Dispersion by Reproductive Stage
Within-Stage ComparisonsResidual Variance Ratio by Reproductive Stage
Ratio > 1 = male more dispersed; < 1 = female more dispersed
| Stage | Raw Ratio | Residual Ratio | N |
|---|---|---|---|
| Childless recently married | 1.146 | 1.092 | 2,956,274 |
| Childless unpartnered | 1.125 | 1.174 | 2,216,122 |
| Childless other partnered | 1.144 | 1.000 | 22,902 |
| Mother (mixed/other) | 1.243 | 0.857 | 2,318,307 |
| Mother (child under 6) | 0.953 | 0.816 | 662,428 |
The pattern inverts for mothers. Among childless workers, men are modestly more dispersed (ratio 1.09–1.17). Among mothers, women’s residual variance compresses relative to their partners (ratio 0.82–0.86) — consistent with motherhood narrowing the range of viable work arrangements rather than simply lowering the mean.

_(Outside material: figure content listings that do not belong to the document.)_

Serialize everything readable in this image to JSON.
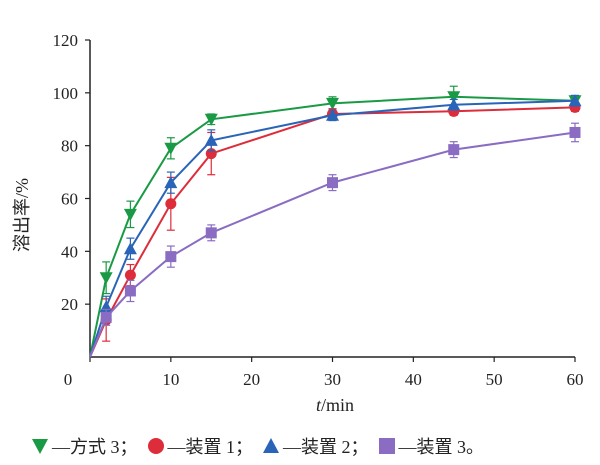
{
  "chart_data": {
    "type": "line",
    "ylabel": "溶出率/%",
    "xlabel_italic": "t",
    "xlabel_rest": "/min",
    "xlim": [
      0,
      60
    ],
    "ylim": [
      0,
      120
    ],
    "xticks": [
      0,
      10,
      20,
      30,
      40,
      50,
      60
    ],
    "yticks": [
      20,
      40,
      60,
      80,
      100,
      120
    ],
    "grid": false,
    "legend_position": "bottom",
    "series": [
      {
        "name": "—方式 3；",
        "color": "#1a9a45",
        "marker": "triangle-down",
        "x": [
          0,
          2,
          5,
          10,
          15,
          30,
          45,
          60
        ],
        "y": [
          0,
          30,
          54,
          79,
          90,
          96,
          98.5,
          97
        ],
        "err": [
          0,
          6,
          5,
          4,
          2,
          2.5,
          4,
          2
        ]
      },
      {
        "name": "—装置 1；",
        "color": "#dd2c3a",
        "marker": "circle",
        "x": [
          0,
          2,
          5,
          10,
          15,
          30,
          45,
          60
        ],
        "y": [
          0,
          14,
          31,
          58,
          77,
          92,
          93,
          94.5
        ],
        "err": [
          0,
          8,
          4,
          10,
          8,
          2,
          1.5,
          1.5
        ]
      },
      {
        "name": "—装置 2；",
        "color": "#2a64b8",
        "marker": "triangle-up",
        "x": [
          0,
          2,
          5,
          10,
          15,
          30,
          45,
          60
        ],
        "y": [
          0,
          19,
          41,
          66,
          82,
          91.5,
          95.5,
          97
        ],
        "err": [
          0,
          4,
          4,
          4,
          4,
          2,
          2,
          2
        ]
      },
      {
        "name": "—装置 3。",
        "color": "#8a6cc2",
        "marker": "square",
        "x": [
          0,
          2,
          5,
          10,
          15,
          30,
          45,
          60
        ],
        "y": [
          0,
          15,
          25,
          38,
          47,
          66,
          78.5,
          85
        ],
        "err": [
          0,
          3,
          4,
          4,
          3,
          3,
          3,
          3.5
        ]
      }
    ]
  }
}
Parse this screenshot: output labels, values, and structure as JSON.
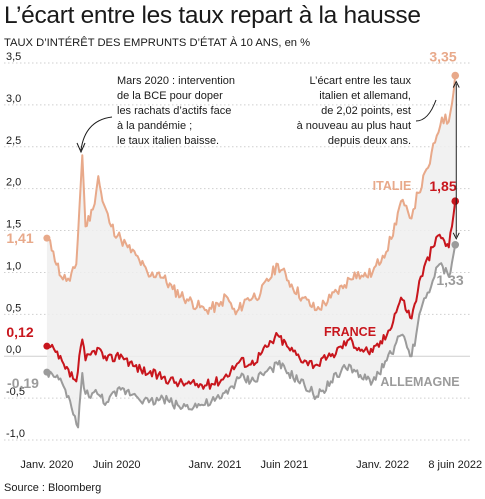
{
  "header": {
    "title": "L’écart entre les taux repart à la hausse",
    "subtitle": "TAUX D’INTÉRÊT DES EMPRUNTS D’ÉTAT À 10 ANS, en %"
  },
  "source": "Source : Bloomberg",
  "colors": {
    "italie": "#e8a98a",
    "france": "#c8161d",
    "allemagne": "#9b9b9b",
    "band": "#efefef",
    "grid": "#cfcfcf"
  },
  "chart_data": {
    "type": "line",
    "x_tick_labels": [
      "Janv. 2020",
      "Juin 2020",
      "Janv. 2021",
      "Juin 2021",
      "Janv. 2022",
      "8 juin 2022"
    ],
    "x_tick_dates": [
      "2020-01-01",
      "2020-06-01",
      "2021-01-01",
      "2021-06-01",
      "2022-01-01",
      "2022-06-08"
    ],
    "y_tick_labels": [
      "3,5",
      "3,0",
      "2,5",
      "2,0",
      "1,5",
      "1,0",
      "0,5",
      "0,0",
      "-0,5",
      "-1,0"
    ],
    "ylim": [
      -1.0,
      3.5
    ],
    "grid": true,
    "series": [
      {
        "name": "ITALIE",
        "start_label": "1,41",
        "end_label": "3,35",
        "points": [
          [
            "2020-01-01",
            1.41
          ],
          [
            "2020-01-15",
            1.25
          ],
          [
            "2020-02-01",
            0.95
          ],
          [
            "2020-02-20",
            0.9
          ],
          [
            "2020-03-05",
            1.1
          ],
          [
            "2020-03-18",
            2.4
          ],
          [
            "2020-03-25",
            1.55
          ],
          [
            "2020-04-10",
            1.75
          ],
          [
            "2020-04-22",
            2.15
          ],
          [
            "2020-05-01",
            1.85
          ],
          [
            "2020-05-20",
            1.55
          ],
          [
            "2020-06-10",
            1.4
          ],
          [
            "2020-06-25",
            1.3
          ],
          [
            "2020-07-20",
            1.15
          ],
          [
            "2020-08-10",
            0.95
          ],
          [
            "2020-09-01",
            1.0
          ],
          [
            "2020-10-01",
            0.8
          ],
          [
            "2020-11-01",
            0.68
          ],
          [
            "2020-12-10",
            0.55
          ],
          [
            "2021-01-10",
            0.6
          ],
          [
            "2021-01-25",
            0.72
          ],
          [
            "2021-02-15",
            0.5
          ],
          [
            "2021-03-10",
            0.68
          ],
          [
            "2021-04-10",
            0.75
          ],
          [
            "2021-05-18",
            1.1
          ],
          [
            "2021-06-10",
            0.9
          ],
          [
            "2021-07-10",
            0.7
          ],
          [
            "2021-08-10",
            0.55
          ],
          [
            "2021-09-10",
            0.7
          ],
          [
            "2021-10-10",
            0.85
          ],
          [
            "2021-11-01",
            1.0
          ],
          [
            "2021-11-20",
            0.95
          ],
          [
            "2021-12-10",
            1.0
          ],
          [
            "2022-01-01",
            1.2
          ],
          [
            "2022-01-20",
            1.4
          ],
          [
            "2022-02-10",
            1.85
          ],
          [
            "2022-03-01",
            1.65
          ],
          [
            "2022-03-20",
            1.95
          ],
          [
            "2022-04-10",
            2.25
          ],
          [
            "2022-04-25",
            2.55
          ],
          [
            "2022-05-10",
            2.85
          ],
          [
            "2022-05-25",
            2.8
          ],
          [
            "2022-06-08",
            3.35
          ]
        ]
      },
      {
        "name": "FRANCE",
        "start_label": "0,12",
        "end_label": "1,85",
        "points": [
          [
            "2020-01-01",
            0.12
          ],
          [
            "2020-01-20",
            0.05
          ],
          [
            "2020-02-10",
            -0.15
          ],
          [
            "2020-03-05",
            -0.3
          ],
          [
            "2020-03-18",
            0.2
          ],
          [
            "2020-03-25",
            -0.05
          ],
          [
            "2020-04-20",
            0.1
          ],
          [
            "2020-05-10",
            -0.05
          ],
          [
            "2020-06-10",
            0.02
          ],
          [
            "2020-07-10",
            -0.12
          ],
          [
            "2020-08-10",
            -0.2
          ],
          [
            "2020-09-10",
            -0.25
          ],
          [
            "2020-10-15",
            -0.32
          ],
          [
            "2020-12-10",
            -0.35
          ],
          [
            "2021-01-15",
            -0.28
          ],
          [
            "2021-02-25",
            -0.05
          ],
          [
            "2021-03-20",
            -0.1
          ],
          [
            "2021-05-18",
            0.25
          ],
          [
            "2021-06-10",
            0.1
          ],
          [
            "2021-07-15",
            -0.05
          ],
          [
            "2021-08-10",
            -0.1
          ],
          [
            "2021-09-10",
            0.0
          ],
          [
            "2021-10-20",
            0.2
          ],
          [
            "2021-11-10",
            0.1
          ],
          [
            "2021-12-10",
            0.05
          ],
          [
            "2022-01-10",
            0.25
          ],
          [
            "2022-02-10",
            0.7
          ],
          [
            "2022-03-05",
            0.45
          ],
          [
            "2022-03-25",
            0.95
          ],
          [
            "2022-04-20",
            1.3
          ],
          [
            "2022-05-05",
            1.45
          ],
          [
            "2022-05-25",
            1.3
          ],
          [
            "2022-06-08",
            1.85
          ]
        ]
      },
      {
        "name": "ALLEMAGNE",
        "start_label": "-0,19",
        "end_label": "1,33",
        "points": [
          [
            "2020-01-01",
            -0.19
          ],
          [
            "2020-01-20",
            -0.25
          ],
          [
            "2020-02-10",
            -0.4
          ],
          [
            "2020-03-09",
            -0.85
          ],
          [
            "2020-03-18",
            -0.2
          ],
          [
            "2020-03-25",
            -0.45
          ],
          [
            "2020-04-20",
            -0.45
          ],
          [
            "2020-05-10",
            -0.55
          ],
          [
            "2020-06-10",
            -0.4
          ],
          [
            "2020-07-10",
            -0.45
          ],
          [
            "2020-08-10",
            -0.55
          ],
          [
            "2020-09-10",
            -0.5
          ],
          [
            "2020-10-15",
            -0.6
          ],
          [
            "2020-12-10",
            -0.58
          ],
          [
            "2021-01-15",
            -0.5
          ],
          [
            "2021-02-25",
            -0.25
          ],
          [
            "2021-03-20",
            -0.3
          ],
          [
            "2021-05-18",
            -0.1
          ],
          [
            "2021-06-10",
            -0.2
          ],
          [
            "2021-07-15",
            -0.35
          ],
          [
            "2021-08-10",
            -0.48
          ],
          [
            "2021-09-10",
            -0.3
          ],
          [
            "2021-10-20",
            -0.1
          ],
          [
            "2021-11-10",
            -0.25
          ],
          [
            "2021-12-10",
            -0.3
          ],
          [
            "2022-01-10",
            -0.05
          ],
          [
            "2022-02-10",
            0.25
          ],
          [
            "2022-03-05",
            0.0
          ],
          [
            "2022-03-25",
            0.55
          ],
          [
            "2022-04-20",
            0.9
          ],
          [
            "2022-05-05",
            1.1
          ],
          [
            "2022-05-25",
            0.95
          ],
          [
            "2022-06-08",
            1.33
          ]
        ]
      }
    ],
    "annotations": [
      {
        "lines": [
          "Mars 2020 : intervention",
          "de la BCE pour doper",
          "les rachats d’actifs face",
          "à la pandémie ;",
          "le taux italien baisse."
        ]
      },
      {
        "lines": [
          "L’écart entre les taux",
          "italien et allemand,",
          "de 2,02 points, est",
          "à nouveau au plus haut",
          "depuis deux ans."
        ]
      }
    ]
  }
}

Dispersion by Job Rigidity
O*NET Context QuartilesVariance Ratio by Job-Rigidity Quartile
Q1 = most flexible jobs, Q4 = most rigid
| Rigidity Quartile | Raw Ratio | Residual Ratio | N |
|---|---|---|---|
| Q1 (most flexible) | 1.103 | 1.048 | 2,415,808 |
| Q2 | 1.035 | 1.001 | 2,415,807 |
| Q3 | 1.367 | 1.104 | 2,415,807 |
| Q4 (most rigid) | 0.894 | 0.868 | 2,415,807 |
In the most rigid occupations (Q4), the variance ratio flips: women are more dispersed than men (0.87). In moderately rigid jobs (Q3), men are most dispersed (ratio 1.37 raw, 1.10 residual). This non-monotonic pattern suggests that job rigidity interacts with gender in ways that affect the shape of the distribution, not just its center.
Interpretation Limits
Variance ratios and tail shares are descriptive summaries of the earnings distribution, not causal estimates. Quantile regression shows where the conditional gap is larger or smaller across the wage distribution, but it is still descriptive of conditional location shifts rather than a formal structural decomposition. A higher male variance could reflect greater returns to risk-taking, occupational sorting into high-variance fields, or measurement differences. The reproductive-stage and job-rigidity breakdowns show where dispersion patterns shift, but cannot identify whether the shift reflects employer behavior, worker preferences, or structural constraints.